Les responsables informatiques interrogés ont déclaré que le cloud public est trop cher et insuffisamment réglementé pour gérer les charges de travail d'IA à grande échelle. Pour les pilotes et la formation, certains compromis en matière d'agilité peuvent être acceptables. Mais lorsque les organisations doivent se développer, les coûts et les exigences de gouvernance repoussent les charges de travail en interne. En fait, 62 % des responsables informatiques se disent très ou extrêmement préoccupés par les coûts d'infrastructure liés à l'exécution de l'IA générative et agentique, tandis que 36 % déclarent que l'IA génère activement de nouvelles exigences en matière de protection des données, de confidentialité, de contrôles de sécurité et de gestion des risques.

Le mandat de souveraineté également dans les infrastructures
En 2026, la géopolitique fait désormais partie du débat sur les infrastructures. Quatre responsables informatiques sur cinq déclarent désormais que la géopolitique influence directement la stratégie et les opérations informatiques. Là souveraineté des données est passée d'une simple exigence de conformité à une priorité au niveau du conseil d'administration, et les exigences de souveraineté et de résidence des données (54 %) ont dépassé la conformité spécifique à chaque juridiction (51 %) en tant que principal facteur géopolitique influençant les décisions en matière d'infrastructure.
Les secteurs ayant des exigences élevées en matière de sécurité et de conformité – services financiers, secteur public, soins de santé et sciences de la vie – sont à l’avant-garde de ce changement.
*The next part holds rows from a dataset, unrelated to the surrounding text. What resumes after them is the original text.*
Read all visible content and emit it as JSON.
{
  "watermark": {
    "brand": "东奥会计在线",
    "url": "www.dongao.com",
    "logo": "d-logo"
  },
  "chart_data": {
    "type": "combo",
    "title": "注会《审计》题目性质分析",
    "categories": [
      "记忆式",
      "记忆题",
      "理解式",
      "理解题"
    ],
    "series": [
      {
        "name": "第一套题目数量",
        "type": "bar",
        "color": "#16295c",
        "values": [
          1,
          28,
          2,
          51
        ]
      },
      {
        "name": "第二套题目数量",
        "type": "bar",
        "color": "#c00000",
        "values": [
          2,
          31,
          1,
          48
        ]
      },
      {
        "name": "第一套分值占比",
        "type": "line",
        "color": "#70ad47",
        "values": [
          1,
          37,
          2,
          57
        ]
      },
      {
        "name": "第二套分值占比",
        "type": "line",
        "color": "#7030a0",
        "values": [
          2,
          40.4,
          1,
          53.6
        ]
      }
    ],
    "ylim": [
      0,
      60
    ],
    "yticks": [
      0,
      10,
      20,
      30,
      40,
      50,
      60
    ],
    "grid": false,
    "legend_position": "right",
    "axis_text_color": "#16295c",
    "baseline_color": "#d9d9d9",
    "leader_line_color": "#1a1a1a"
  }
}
Pour ces organisations, la combinaison des volumes de données générées par l'IA, de la complexité de la gouvernance des données transfrontalières et de l'augmentation des coûts et des charges de gouvernance du cloud public constitue un argument convaincant en faveur d'une infrastructure de cloud privé qui garde les données sensibles sous le contrôle de l'organisation.
Le bilan des coûts et les nouveaux modèles
Le coût est une préoccupation générale pour les responsables informatiques et les entreprisesface à la forte augmentation des coûts de l’énergie et à d’autres changements dans les politiques de prix et de licences des fournisseurs de technologie.
Même en ce qui concerne le cloud public, révèle Broadcom, le coût est devenu la principale préoccupation, dépasser la sécurité comme défi numéro un, avec une augmentation de 26 % en 2025 à 31% en 2026. Les données relatives aux déchets sont encore plus éloquentes : i97 % des responsables informatiques estiment qu'une partie de leurs dépenses dans le cloud public est inutilisée, tandis que 52 % estiment que ce gaspillage dépasse 25 % de leur budget total de cloud public.
Ces aspects économiques se traduisent directement en activités commerciales rapatriement. Les trois principaux facteurs qui déterminent le rapatriement sont sécurité et conformité (51 %), prévisibilité des coûts et performances (39 %).
En même temps, La propension à dépenser dans le cloud privé augmente deux fois plus vite que dans le cloud public, en hausse de 21 points contre 10 points sur un horizon de trois ans.. 58 % des responsables informatiques citent désormais la création de nouvelles charges de travail dans le cloud privé comme une priorité absolue, contre 53 % il y a un an.
Ai fonctionnant sur un cloud privé pour garantir la souverainetémais aussi liberté de choix des CPU et GPU sont les principales caractéristiques de VMware Cloud Foundation (VCF) 9.1la nouvelle plateforme d'infrastructure de Broadcom.